In 1990, when I was in China’s capital, I stayed in a cement block disguised as a hotel and watched horse-drawn carts rattle along streets filled with thousands of bikes. The modernisation of Beijing has exploded in the ensuing decades — further encouraged by Beijing´s success in snaring the 2008 Olympics — so carts have now no place in the current bustle.
PROGRESS IS GOOD?
There are, however, many good modern hotels, restaurants and other facilities appreciated by business visitors, so maybe progress isn’t so bad. Sadly though, the old women selling banana pancakes on street corners are probably gone: Now there is a great loss to the city. For more information on Beijing check out: this informative publication on business in Beijing, interesting aspects of Beijing Business from within the country, and these useful articles about business travel to Beijing.
Another city that you will probably want or need to visit is Shanghai: an exciting, confusing, eclectic city where fake designer goods fill hundreds of markets and skyscrapers are taking the place of old neighborhoods (25% of the world’s cranes are in this city). Shanghai has its own growth spurt, partly due to preparations for the 2010 World Expo. Doing business here will probably take you to Pudong, the new business district where a new international airport, shopping complexes and business centers add to the cacophony and madness.

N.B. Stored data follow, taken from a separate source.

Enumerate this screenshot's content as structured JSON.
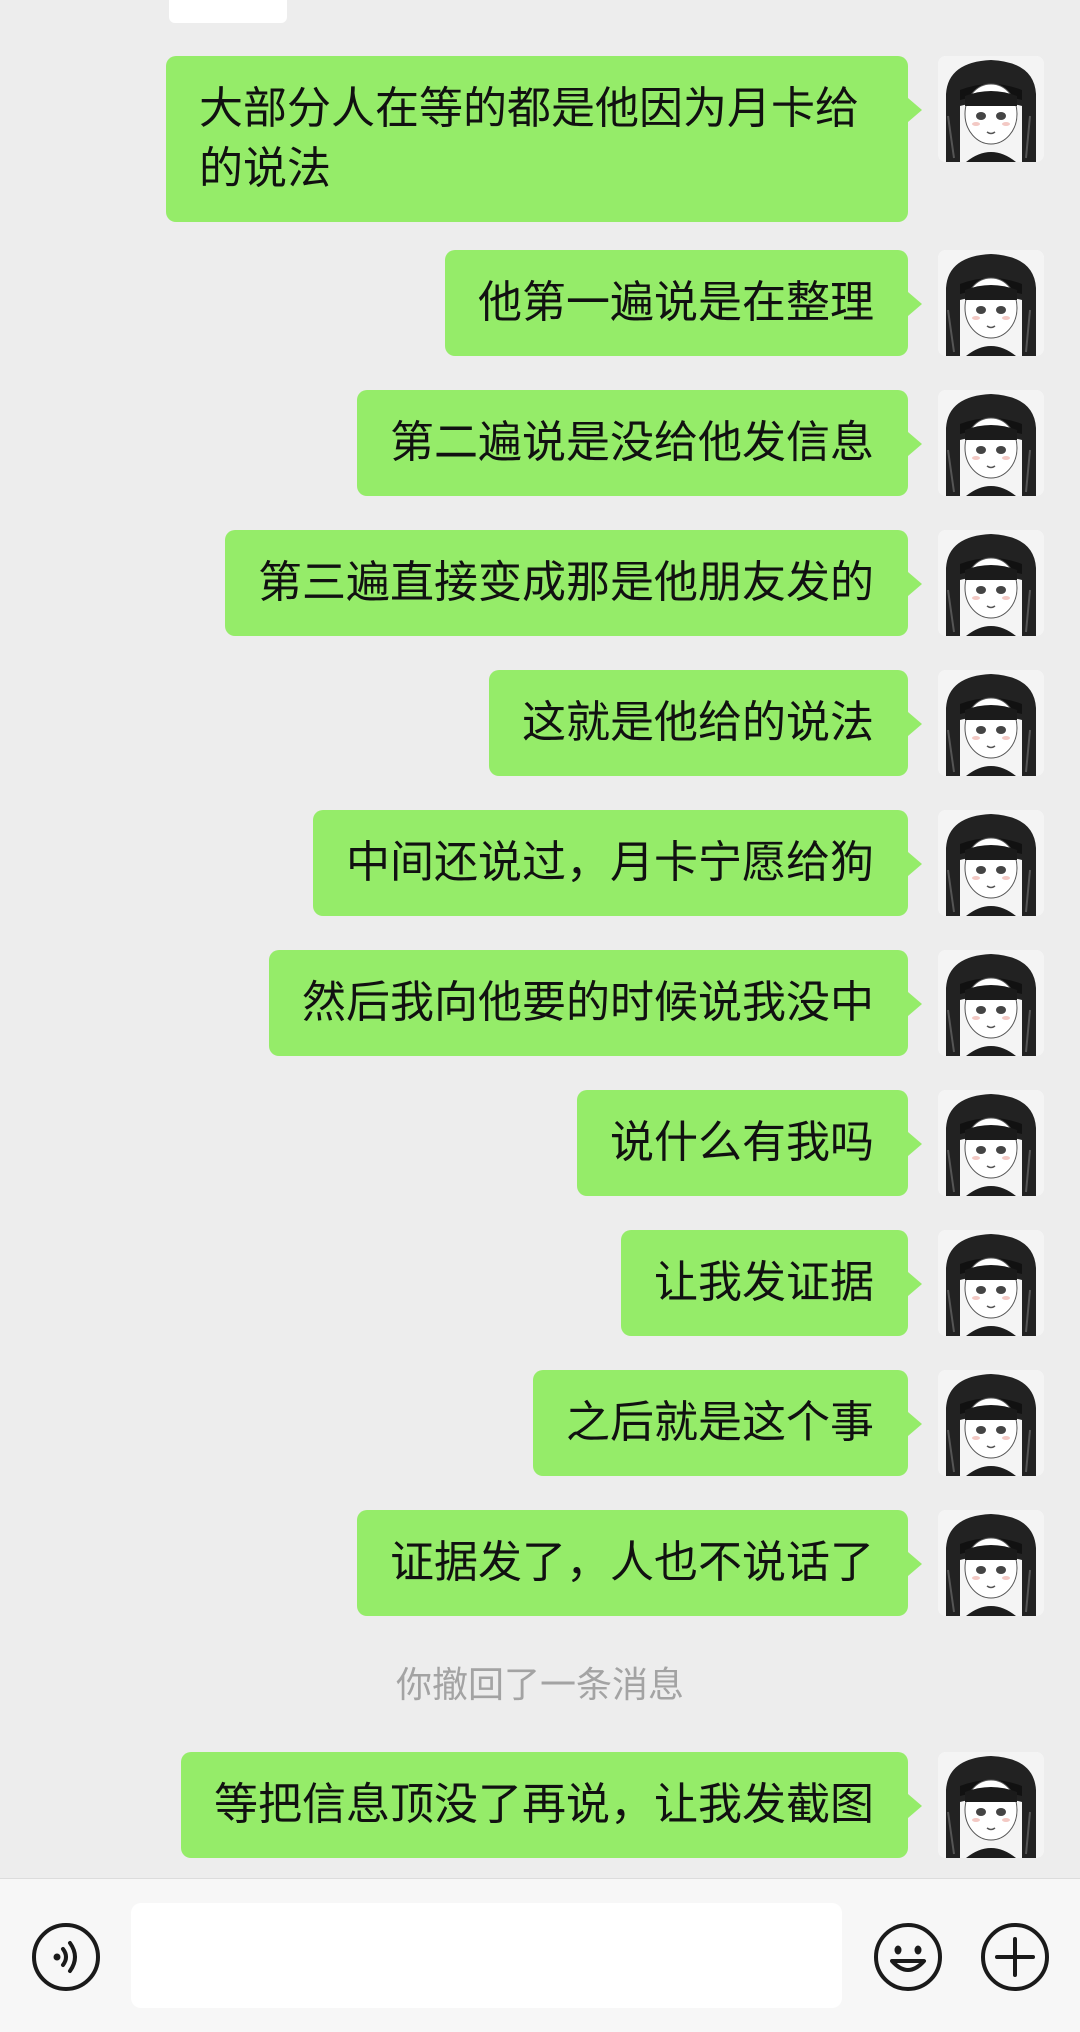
{
  "messages": [
    {
      "text": "大部分人在等的都是他因为月卡给的说法"
    },
    {
      "text": "他第一遍说是在整理"
    },
    {
      "text": "第二遍说是没给他发信息"
    },
    {
      "text": "第三遍直接变成那是他朋友发的"
    },
    {
      "text": "这就是他给的说法"
    },
    {
      "text": "中间还说过，月卡宁愿给狗"
    },
    {
      "text": "然后我向他要的时候说我没中"
    },
    {
      "text": "说什么有我吗"
    },
    {
      "text": "让我发证据"
    },
    {
      "text": "之后就是这个事"
    },
    {
      "text": "证据发了，人也不说话了"
    },
    {
      "text": "等把信息顶没了再说，让我发截图"
    }
  ],
  "recall_notice": "你撤回了一条消息",
  "input_bar": {
    "input_value": "",
    "voice_icon": "voice-icon",
    "emoji_icon": "emoji-icon",
    "plus_icon": "plus-icon"
  },
  "colors": {
    "background": "#ededed",
    "bubble": "#95ec69",
    "recall_text": "#a3a3a3"
  }
}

This area contrasts to the “Old Shanghai,” where colonial buildings along the Bund (river bank), colorful fabric market and the Peace Hotel, a city landmark built in 1929, provide some peace outside of meetings.
Flying to China is easy with many flights from international destinations offered by small and large airlines, including Malaysian Airlines, KLM, Air China, Korean Airlines, etc. Only this year, American Airlines underwent a gruelling process to obtain a license to operate within China. Cathay Pacific has just put in a takeover for Chinese airline, Dragon Air, giving it access to various domestic destinations on the mainland. China surely is a happening part of the world. It isn’t easy for many business to get through the red tape, but it will often be lucrative.